Snow White and the Huntsman

Traditional fairy-tales are built on archetypes, right? The hero, the villain, the elder, the fool; for all their seeming richness, for all their gleaming jewels and gorgeous settings our favourite Grimm tales are actually fairly easy to pull apart. This makes them perfect for two things – telling simple, beautiful tales of the forces of good and evil, or providing splendid, if precarious, foundations for more complex tales. The trouble with Snow White and the Huntsman is that it’s determined to have it both ways – sketching out barely-there characters whose intentions never waver and then forcing them on a convoluted quest that attempts to endow them with depths they never earn.

To be fair to director Rupert Sanders, he’s eager to engage with the power of the fairytale from the off: beginning with a gravelly “once upon a time” voice-over from Chris Hemsworth (our titular Huntsman) tiredly marking through the story we all know so well. A happy kingdom, a lost queen, an evil, seductive usurper and a beguiled king; a young girl imprisoned, a kingdom plunged into darkness and a new reign of terror rising. Indulging in the delicious violence of it all (watching a hard-eyed Charlize Theron plunge a dagger into her new husband’s chest on their wedding night isn’t quite what you expect from the opening of a 12A), it’s clear that this is no bedtime story. This Snow White is sombre, serious and heavy with importance – you can forget your talking mice, your gleaming costumes and cheery singalongs, this fairyland is all dark corridors, great steel swords and flickering, menace-ridden candlelight.

It’s a confident beginning to what is actually a very confident film, barely employing ten minutes of exposition before its first, gorgeous battle sequence between the Queen’s forces and that of the Kingdom – complete with phantom riders, splintering soldiers and endless shards of black glass exploding from every hit. Director’s certainly got an opinion, is my point.
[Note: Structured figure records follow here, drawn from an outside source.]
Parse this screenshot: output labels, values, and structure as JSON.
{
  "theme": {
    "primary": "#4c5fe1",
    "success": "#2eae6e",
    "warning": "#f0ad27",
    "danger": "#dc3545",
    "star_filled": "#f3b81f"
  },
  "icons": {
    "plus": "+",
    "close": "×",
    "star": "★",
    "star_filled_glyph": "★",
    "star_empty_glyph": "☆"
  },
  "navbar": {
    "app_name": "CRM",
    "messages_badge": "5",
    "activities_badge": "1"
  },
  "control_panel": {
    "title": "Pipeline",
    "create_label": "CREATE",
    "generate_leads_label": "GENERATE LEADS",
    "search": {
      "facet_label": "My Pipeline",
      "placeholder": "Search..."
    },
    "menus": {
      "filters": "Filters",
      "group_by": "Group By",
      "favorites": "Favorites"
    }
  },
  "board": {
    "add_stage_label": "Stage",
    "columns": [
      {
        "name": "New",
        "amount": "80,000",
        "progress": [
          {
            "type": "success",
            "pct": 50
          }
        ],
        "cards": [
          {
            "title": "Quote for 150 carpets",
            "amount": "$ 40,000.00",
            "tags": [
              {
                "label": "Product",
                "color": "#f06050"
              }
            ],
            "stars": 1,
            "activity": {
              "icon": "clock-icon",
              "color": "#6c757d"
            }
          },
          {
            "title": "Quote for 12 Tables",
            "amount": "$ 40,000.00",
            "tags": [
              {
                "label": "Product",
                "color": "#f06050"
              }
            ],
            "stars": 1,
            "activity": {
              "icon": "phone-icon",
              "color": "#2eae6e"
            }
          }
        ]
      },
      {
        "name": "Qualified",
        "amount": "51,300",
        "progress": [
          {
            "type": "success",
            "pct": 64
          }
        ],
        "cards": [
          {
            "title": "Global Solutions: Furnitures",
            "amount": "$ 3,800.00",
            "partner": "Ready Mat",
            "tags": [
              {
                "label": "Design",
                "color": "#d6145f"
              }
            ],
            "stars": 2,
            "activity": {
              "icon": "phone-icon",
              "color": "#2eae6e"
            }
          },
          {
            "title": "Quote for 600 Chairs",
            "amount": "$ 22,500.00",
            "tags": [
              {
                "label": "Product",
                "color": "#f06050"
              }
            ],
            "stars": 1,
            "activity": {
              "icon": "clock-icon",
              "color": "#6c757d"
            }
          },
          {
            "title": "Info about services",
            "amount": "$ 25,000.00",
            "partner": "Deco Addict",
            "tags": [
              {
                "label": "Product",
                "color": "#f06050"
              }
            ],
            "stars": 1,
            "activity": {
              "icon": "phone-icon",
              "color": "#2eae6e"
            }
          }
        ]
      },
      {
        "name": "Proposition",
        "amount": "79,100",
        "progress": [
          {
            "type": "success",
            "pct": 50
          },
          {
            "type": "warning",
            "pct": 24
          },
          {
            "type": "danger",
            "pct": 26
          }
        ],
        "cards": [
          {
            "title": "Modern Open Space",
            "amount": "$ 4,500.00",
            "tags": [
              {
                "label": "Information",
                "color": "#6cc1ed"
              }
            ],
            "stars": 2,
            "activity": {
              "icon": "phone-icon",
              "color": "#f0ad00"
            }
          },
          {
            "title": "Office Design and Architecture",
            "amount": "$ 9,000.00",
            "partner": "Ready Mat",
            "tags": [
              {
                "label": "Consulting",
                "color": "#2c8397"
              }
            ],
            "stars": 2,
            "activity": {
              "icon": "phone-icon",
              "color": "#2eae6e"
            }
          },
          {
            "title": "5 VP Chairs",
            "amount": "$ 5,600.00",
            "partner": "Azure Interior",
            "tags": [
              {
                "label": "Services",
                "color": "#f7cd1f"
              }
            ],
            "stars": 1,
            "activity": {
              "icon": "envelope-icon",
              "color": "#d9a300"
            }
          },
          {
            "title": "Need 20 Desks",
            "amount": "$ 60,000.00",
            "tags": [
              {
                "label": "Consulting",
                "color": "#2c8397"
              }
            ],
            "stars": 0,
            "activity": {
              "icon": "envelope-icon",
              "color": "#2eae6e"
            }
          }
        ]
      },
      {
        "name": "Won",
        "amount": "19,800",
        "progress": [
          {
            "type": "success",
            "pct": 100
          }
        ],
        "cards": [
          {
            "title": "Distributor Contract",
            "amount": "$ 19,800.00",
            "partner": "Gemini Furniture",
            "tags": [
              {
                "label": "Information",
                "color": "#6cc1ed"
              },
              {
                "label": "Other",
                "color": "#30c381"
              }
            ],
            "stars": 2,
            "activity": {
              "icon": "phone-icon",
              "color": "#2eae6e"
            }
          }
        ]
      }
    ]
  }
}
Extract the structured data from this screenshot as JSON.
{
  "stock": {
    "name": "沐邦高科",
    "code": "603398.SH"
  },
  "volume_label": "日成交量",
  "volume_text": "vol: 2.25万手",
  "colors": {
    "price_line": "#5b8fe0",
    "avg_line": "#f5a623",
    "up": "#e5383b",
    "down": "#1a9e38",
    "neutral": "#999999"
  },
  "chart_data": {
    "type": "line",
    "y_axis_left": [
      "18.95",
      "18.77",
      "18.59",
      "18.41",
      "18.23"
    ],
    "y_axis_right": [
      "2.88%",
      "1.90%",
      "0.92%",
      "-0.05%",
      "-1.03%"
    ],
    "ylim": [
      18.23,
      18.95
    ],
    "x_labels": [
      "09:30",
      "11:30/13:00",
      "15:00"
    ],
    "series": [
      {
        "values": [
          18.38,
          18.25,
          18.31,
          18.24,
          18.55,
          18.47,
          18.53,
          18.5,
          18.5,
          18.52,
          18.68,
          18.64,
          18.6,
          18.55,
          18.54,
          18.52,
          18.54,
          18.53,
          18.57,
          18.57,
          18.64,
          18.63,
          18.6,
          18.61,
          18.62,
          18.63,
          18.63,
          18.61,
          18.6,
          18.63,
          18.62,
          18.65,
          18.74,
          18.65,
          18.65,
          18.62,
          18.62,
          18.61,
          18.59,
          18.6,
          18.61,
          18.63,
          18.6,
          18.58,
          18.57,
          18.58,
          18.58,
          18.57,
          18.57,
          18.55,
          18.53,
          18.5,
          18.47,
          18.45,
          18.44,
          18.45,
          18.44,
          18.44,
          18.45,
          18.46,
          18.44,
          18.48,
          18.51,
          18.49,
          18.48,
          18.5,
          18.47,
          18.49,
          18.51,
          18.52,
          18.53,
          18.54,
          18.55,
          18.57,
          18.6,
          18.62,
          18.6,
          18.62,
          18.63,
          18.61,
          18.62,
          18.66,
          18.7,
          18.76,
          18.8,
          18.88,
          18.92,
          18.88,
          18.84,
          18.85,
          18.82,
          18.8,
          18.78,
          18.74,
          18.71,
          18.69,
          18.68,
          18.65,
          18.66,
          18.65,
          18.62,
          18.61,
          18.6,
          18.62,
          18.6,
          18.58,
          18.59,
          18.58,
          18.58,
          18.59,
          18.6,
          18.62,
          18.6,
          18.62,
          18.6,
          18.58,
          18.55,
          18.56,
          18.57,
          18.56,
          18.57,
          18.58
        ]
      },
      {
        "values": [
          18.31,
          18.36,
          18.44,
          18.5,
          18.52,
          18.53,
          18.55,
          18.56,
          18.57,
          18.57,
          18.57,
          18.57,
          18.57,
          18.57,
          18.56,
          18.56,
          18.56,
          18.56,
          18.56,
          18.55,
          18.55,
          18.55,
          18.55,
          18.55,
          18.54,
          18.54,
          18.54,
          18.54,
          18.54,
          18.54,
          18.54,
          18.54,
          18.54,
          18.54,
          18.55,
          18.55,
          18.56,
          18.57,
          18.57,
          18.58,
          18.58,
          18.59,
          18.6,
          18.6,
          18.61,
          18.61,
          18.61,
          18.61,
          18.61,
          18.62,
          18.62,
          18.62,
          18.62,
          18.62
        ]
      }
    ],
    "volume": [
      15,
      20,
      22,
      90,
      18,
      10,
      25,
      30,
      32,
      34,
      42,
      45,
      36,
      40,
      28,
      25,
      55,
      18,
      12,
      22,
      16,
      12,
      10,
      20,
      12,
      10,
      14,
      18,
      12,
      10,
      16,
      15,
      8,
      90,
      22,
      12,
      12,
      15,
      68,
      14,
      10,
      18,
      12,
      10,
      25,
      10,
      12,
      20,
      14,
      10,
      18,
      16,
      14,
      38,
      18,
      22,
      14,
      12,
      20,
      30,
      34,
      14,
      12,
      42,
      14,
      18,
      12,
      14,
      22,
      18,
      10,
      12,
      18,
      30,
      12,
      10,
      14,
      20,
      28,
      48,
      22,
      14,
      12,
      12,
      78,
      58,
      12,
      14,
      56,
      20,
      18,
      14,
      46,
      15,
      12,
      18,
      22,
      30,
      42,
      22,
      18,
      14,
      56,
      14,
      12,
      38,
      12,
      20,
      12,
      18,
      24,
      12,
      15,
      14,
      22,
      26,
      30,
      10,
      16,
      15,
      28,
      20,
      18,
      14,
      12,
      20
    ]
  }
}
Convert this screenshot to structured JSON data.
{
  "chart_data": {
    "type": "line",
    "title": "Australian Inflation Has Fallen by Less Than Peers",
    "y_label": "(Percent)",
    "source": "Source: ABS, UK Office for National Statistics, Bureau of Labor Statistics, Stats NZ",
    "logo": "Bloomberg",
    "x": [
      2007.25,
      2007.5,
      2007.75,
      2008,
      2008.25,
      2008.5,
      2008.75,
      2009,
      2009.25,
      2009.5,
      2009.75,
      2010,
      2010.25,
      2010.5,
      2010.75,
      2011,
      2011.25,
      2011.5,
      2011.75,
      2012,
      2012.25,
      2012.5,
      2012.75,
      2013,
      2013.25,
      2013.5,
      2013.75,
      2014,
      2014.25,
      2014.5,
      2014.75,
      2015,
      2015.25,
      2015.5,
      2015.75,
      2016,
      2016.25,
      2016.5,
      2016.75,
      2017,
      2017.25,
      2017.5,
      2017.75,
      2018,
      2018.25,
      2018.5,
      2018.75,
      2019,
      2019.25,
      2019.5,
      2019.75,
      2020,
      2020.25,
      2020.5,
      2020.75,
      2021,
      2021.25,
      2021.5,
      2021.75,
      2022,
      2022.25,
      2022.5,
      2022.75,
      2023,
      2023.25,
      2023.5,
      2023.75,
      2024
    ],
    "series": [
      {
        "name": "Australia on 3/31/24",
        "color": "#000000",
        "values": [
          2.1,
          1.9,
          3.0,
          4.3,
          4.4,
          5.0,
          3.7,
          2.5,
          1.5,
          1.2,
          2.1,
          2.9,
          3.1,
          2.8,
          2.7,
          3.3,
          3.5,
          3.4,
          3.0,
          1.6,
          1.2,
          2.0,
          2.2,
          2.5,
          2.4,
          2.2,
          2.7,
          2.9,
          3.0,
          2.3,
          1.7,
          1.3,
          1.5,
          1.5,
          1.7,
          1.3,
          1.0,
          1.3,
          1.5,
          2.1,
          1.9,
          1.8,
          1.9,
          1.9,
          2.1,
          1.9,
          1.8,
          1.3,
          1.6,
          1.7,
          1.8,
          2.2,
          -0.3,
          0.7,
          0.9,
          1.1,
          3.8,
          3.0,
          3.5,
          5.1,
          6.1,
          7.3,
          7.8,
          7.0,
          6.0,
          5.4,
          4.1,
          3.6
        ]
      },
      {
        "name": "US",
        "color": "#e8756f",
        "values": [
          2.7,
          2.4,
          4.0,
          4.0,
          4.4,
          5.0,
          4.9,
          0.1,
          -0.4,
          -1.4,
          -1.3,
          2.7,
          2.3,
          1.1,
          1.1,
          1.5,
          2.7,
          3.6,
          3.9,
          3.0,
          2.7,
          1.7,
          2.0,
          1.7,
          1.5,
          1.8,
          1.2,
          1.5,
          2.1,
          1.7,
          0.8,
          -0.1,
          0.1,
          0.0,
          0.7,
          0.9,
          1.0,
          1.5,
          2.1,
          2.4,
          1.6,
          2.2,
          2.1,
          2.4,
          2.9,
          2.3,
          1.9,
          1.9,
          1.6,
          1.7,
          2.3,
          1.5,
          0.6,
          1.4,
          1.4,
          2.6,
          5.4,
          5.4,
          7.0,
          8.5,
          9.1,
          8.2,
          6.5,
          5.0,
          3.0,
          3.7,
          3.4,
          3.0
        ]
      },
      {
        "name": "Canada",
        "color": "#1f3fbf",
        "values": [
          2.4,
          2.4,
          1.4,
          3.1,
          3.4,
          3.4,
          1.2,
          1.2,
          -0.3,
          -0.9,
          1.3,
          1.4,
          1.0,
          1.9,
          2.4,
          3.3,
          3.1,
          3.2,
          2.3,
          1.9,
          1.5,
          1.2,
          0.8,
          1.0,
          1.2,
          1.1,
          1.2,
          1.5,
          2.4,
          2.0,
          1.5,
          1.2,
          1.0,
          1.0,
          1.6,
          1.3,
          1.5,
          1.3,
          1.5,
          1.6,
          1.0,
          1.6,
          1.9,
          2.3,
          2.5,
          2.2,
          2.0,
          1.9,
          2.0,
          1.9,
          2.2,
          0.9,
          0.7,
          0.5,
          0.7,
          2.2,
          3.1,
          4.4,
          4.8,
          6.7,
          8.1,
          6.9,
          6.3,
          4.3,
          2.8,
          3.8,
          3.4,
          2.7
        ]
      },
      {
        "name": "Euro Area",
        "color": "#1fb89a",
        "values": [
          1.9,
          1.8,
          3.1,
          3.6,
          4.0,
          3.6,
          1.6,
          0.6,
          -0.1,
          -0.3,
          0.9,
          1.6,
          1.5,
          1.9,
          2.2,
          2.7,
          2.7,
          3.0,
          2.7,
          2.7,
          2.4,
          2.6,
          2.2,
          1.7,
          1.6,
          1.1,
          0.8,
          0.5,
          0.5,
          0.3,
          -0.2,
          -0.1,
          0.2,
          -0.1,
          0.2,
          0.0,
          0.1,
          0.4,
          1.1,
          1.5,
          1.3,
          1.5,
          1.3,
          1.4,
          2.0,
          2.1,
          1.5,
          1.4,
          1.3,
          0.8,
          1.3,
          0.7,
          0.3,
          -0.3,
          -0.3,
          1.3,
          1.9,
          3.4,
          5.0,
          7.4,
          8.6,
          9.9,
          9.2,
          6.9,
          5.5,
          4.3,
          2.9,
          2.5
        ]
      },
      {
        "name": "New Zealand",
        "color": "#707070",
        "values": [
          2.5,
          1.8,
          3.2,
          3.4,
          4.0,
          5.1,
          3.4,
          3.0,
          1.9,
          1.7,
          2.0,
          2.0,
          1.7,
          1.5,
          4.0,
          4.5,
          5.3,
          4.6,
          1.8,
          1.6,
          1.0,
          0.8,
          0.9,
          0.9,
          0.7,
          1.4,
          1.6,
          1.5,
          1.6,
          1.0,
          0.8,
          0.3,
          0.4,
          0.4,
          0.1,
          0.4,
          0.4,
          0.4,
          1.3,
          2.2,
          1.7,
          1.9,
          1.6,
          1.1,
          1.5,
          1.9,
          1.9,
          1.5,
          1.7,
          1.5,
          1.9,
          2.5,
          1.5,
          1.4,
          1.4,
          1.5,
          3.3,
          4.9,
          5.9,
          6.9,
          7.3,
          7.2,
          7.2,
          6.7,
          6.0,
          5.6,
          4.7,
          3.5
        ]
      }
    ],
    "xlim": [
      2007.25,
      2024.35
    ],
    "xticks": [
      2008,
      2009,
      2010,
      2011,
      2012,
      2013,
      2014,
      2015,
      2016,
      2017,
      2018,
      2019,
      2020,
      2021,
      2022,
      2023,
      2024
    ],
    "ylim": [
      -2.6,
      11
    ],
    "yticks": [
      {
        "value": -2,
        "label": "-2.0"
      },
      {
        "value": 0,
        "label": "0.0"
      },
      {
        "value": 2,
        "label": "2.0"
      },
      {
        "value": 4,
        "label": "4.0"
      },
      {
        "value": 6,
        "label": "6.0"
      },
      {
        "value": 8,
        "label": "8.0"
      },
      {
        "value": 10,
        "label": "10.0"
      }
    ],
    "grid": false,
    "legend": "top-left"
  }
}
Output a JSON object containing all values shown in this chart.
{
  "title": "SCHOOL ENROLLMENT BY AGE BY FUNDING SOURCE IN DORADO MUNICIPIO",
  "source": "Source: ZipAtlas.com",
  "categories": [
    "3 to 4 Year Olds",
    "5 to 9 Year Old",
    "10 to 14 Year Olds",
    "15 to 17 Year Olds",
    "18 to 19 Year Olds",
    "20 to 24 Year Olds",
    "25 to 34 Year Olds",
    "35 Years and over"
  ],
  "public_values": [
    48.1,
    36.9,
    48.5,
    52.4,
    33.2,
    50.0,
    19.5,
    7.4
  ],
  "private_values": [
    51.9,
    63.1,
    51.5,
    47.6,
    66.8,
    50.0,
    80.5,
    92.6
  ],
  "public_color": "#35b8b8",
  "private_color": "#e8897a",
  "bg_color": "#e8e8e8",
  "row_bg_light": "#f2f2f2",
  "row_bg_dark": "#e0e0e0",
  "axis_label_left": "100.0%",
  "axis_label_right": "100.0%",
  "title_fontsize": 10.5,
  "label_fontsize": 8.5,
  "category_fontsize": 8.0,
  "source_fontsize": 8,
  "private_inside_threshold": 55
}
But imprisoned young princesses are wont to grow up, and this one is no exception to the rule. We meet her again as a forlorn but ever so well-lit Kristen Stewart, saying the Lord’s Prayer to the walls of her tower. The Queen, it seems, keeps her hypnotising beauty by drinking in the souls of young maidens, but times are getting hard, and hers is a thirst that only grows with time. Upon learning from her magic mirror (an oozing, golden affair) that immortality can be hers only if she eats poor, pure old Snow White’s heart, she orders that the princess is brought to her. But as luck would have it the young scamp escapes – stumbling through a ravine of human waste and into The Dark Forest. The queen is – fairly justifably – almost mad with rage, and summons a local huntsman (Hemsworth) to carry out her capture. But will the stern, obviously-going-to-fall-in-love-with-Kristen-Stewart young man keep his word? Or will he just obviously fall in love with Kristen Stewart and chill with some hilarious dwarves instead? Tricky.

Snow White and the Huntsman does a lot of things right. The various settings are beautifully realised, from the lofty, ruined walls of Snow White’s home castle to the genuinely frightening, hallucination-like horrors of the forest – admittedly taking a lot of OH NO BAD TREES inspiration from Disney’s classic 1937 effort. At one stage we are enveloped in a magical land of fairies (seriously) and despite the appearance of cheerfully fluffy animals and cutesy supernatural forces it’s all handled with deftness and fun, never veering towards the saccharine or the self-consciously weird – take note, Burton. The dwarves themselves are wonderful; a wise-cracking, deeply refreshing band including Nick Frost, Bob Hoskins, Eddie Marsden and Ray Winstone, but are introduced to the tale far too late, basically picking up a narrative that has already sunk under the sullen weight of its own worries rather than sustaining a story that flies.

The problem with characters who have names like “Huntsman”, and places that have names like “Dark Forest” is that a balance between keeping everything beautifully stylised and emotionally interesting is very difficult to achieve. Theron is suitably imposing and impressive as Evil Queen Ravenna, but she can do this sort of psychotic, tinged-with-a-great-fear stuff standing on her head, it’s more furrowed-brow brooding for Kristen Stewart and Hemsworth basically keeps his head down and growls his way to the final credits. Attempting to tick all the key narrative boxes (poisoned apple, artful disguise, a deep, sexy-based sleep) as well as being determined to keep the audience guessing results in a lumpy, paceless story that undermines the tale’s inherent simplicity, and throwing in another love interest in the form of childhood friend William adds nothing but another complication to fight gracelessly out of.

All in all, there’s certainly no doubting Sanders’ vision. In his debut feature he and cinematographer Greig Fraser have managed to create a consistently gorgeous world, complete with creatures both delightful and frightening. But if we’ve learnt anything from his queen Ravenna it’s that ambition for ambition’s sake never ends well – rein in your hungry reign, Mr Sanders, and let’s see what tales you can really tell.